Areas the government could be probing include whether the companies violated any regulations, whether they subverted the regulatory process by seeking favors with Minerals Management Service or other Interior employees, or whether BP acted criminally by keeping away cameras that could have revealed earlier the extent of the spill, Green said.

“They’re going to be looking for evidence of criminal malfeasance,” Green said.

via BP, Halliburton, Transocean Build Legal Teams – NYTimes.com.

At the bottom of all this, I agreee with Joan Walsh when she says that the Obama Administration substantially associated themselves with offshore drilling by lifting the ban on new offshore drilling without truly reforming MMS.

– from delays in cleaning up the Minerals Management Service, distrusting scientists who correctly reported the spill was much bigger than BP said, and waiting more than a week to declare the crisis “an Oil Spill of National Significance,” which corralled new services. Maybe the most damning section of Dickinson’s piece comes when he quotes the president proudly announcing he’d reversed his stand against offshore oil drilling. “It turns out, by the way, that oil rigs today generally don’t cause spills,” the president said. “They are technologically very advanced.”
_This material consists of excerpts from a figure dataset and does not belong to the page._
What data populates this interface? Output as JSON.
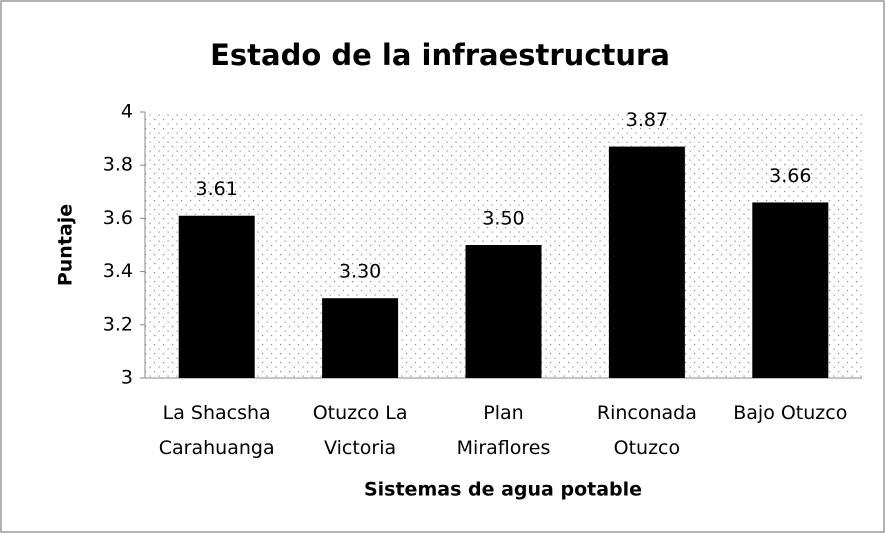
{
  "chart_data": {
    "type": "bar",
    "title": "Estado de la infraestructura",
    "x_label": "Sistemas de agua potable",
    "y_label": "Puntaje",
    "categories": [
      "La Shacsha Carahuanga",
      "Otuzco La Victoria",
      "Plan Miraflores",
      "Rinconada Otuzco",
      "Bajo Otuzco"
    ],
    "values": [
      3.61,
      3.3,
      3.5,
      3.87,
      3.66
    ],
    "value_labels": [
      "3.61",
      "3.30",
      "3.50",
      "3.87",
      "3.66"
    ],
    "color": "#000000",
    "ylim": [
      3,
      4
    ],
    "yticks": [
      3,
      3.2,
      3.4,
      3.6,
      3.8,
      4
    ]
  }
}
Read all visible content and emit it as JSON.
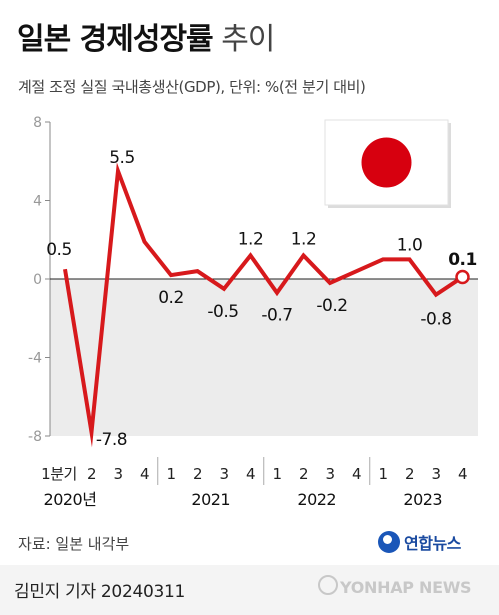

via Protecting the Obama brand – Joan Walsh – Salon.com

We know now, that explode, spill, gush, leak is exactly what oil wells can do when run by irresponsible leadership cultivated by CEO Hayward’s BP and deregulated by an understaffed and business friendly MMS. The lesson here is pro-economy is not exactly pro-business. Pro-business is allowing companies to do what they want to make the most money as they exist. Pro-economy is promoting a business environment that is safe and fair to workers and able to grow and fail without destroying other sectors of our economy. The Obama Administration trusted BP’s guidance during the early weeks of the spill and that was more pro BP than pro US economy.